Dense vectors can capture the meaning, not the words used in a text. That being said, Large Language Models can automatically handle synonyms. Moreso, since those neural networks might have been trained with multilingual corpora, they translate the same sentence, written in different languages, to similar vector representations, also called embeddings. And we can compare them to find similar pieces of text by calculating the distance to other vectors in our database.

Input queries contain different words, but they are still converted into similar vector representations, because the neural encoder can capture the meaning of the sentences. That feature can capture synonyms but also different languages.

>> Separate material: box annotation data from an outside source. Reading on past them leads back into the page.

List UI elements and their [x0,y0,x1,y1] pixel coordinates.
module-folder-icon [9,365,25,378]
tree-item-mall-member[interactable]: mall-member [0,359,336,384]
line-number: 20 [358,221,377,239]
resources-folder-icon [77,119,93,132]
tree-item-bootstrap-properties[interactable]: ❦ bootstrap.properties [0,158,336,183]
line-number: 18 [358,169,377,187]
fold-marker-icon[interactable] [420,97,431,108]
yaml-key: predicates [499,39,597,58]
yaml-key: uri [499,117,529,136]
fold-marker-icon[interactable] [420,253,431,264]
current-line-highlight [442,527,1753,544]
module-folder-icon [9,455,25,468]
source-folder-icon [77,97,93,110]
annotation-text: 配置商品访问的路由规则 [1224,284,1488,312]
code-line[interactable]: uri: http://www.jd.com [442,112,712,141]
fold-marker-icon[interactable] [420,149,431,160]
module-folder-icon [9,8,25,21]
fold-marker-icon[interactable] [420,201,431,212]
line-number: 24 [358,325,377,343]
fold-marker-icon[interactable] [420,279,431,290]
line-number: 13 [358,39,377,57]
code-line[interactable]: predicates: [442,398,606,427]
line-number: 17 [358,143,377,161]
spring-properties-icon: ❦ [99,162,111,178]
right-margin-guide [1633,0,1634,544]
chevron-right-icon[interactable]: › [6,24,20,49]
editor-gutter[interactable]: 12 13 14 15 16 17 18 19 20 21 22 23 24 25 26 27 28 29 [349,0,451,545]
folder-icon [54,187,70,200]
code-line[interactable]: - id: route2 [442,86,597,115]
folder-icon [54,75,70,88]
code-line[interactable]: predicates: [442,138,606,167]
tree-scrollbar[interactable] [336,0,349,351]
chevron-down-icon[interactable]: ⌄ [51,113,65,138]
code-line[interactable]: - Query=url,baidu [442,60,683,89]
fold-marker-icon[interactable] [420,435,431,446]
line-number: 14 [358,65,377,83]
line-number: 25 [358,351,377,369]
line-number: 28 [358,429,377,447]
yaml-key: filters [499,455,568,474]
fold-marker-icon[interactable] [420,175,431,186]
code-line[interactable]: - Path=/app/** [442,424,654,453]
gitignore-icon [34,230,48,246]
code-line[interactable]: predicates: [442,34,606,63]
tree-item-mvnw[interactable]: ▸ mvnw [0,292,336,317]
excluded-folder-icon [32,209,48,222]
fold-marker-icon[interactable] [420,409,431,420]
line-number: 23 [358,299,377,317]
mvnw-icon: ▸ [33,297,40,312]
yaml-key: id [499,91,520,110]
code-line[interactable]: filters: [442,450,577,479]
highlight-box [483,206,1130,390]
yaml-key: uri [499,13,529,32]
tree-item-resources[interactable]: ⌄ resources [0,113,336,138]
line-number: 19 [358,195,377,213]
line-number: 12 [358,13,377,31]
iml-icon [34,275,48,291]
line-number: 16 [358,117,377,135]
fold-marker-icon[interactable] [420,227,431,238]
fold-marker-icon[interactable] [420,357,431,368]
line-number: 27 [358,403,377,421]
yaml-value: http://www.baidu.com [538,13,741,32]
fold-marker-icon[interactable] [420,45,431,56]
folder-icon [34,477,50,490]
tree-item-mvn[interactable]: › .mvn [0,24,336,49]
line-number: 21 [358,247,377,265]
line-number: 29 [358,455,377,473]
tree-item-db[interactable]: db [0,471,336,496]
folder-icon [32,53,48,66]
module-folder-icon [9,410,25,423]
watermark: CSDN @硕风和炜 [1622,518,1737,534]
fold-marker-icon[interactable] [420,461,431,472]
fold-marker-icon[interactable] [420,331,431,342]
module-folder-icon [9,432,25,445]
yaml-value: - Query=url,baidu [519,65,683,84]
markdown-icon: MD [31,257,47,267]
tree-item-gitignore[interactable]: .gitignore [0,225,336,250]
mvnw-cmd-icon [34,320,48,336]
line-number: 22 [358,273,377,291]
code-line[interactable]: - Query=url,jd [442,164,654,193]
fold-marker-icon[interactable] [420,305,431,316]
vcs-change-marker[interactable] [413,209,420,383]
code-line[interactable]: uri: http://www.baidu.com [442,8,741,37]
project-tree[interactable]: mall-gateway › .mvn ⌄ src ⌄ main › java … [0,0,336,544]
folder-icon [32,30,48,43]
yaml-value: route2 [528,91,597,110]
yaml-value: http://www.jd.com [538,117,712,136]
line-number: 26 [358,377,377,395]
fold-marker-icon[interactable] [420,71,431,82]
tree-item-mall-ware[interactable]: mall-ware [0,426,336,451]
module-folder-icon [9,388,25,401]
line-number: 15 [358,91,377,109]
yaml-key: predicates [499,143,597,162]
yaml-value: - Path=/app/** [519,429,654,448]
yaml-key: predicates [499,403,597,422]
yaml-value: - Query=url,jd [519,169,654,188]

Vector search is a process of finding similar objects based on their embeddings similarity. The good thing is, you don’t have to design and train your neural network on your own. Many pre-trained models are available, either on HuggingFace or by using libraries like SentenceTransformers. If you, however, prefer not to get your hands dirty with neural models, you can also create the embeddings with SaaS tools, like co.embed API.

The purpose of Qdrant

The challenge with vector search arises when we need to find similar documents in a big set of objects. If we want to find the closest examples, the naive approach would require calculating the distance to every document. That might work with dozens or even hundreds of examples but may become a bottleneck if we have more than that. When we work with relational data, we set up database indexes to speed things up and avoid full table scans. And the same is true for vector search. Qdrant is a fully-fledged vector database that speeds up the search process by using a graph-like structure to find the closest objects in sublinear time. So you don’t calculate the distance to every object from the database, but some candidates only.

Vector search with Qdrant. Thanks to HNSW graph we are able to compare the distance to some of the objects from the database, not to all of them

While doing a semantic search at scale, because this is what we sometimes call the vector search done on texts, we need a specialized tool to do it effectively — a tool like Qdrant.

Wrapping up

Vector search is an exciting alternative to sparse methods. It solves the issues we had with the keyword-based search without needing to maintain lots of heuristics manually. It requires an additional component, a neural encoder, to convert text into vectors. However, you can also choose SaaS tools to generate them and avoid building your model. Setting up a vector search project with Qdrant Cloud and Cohere co.embed API is fairly easy if you follow the tutorial.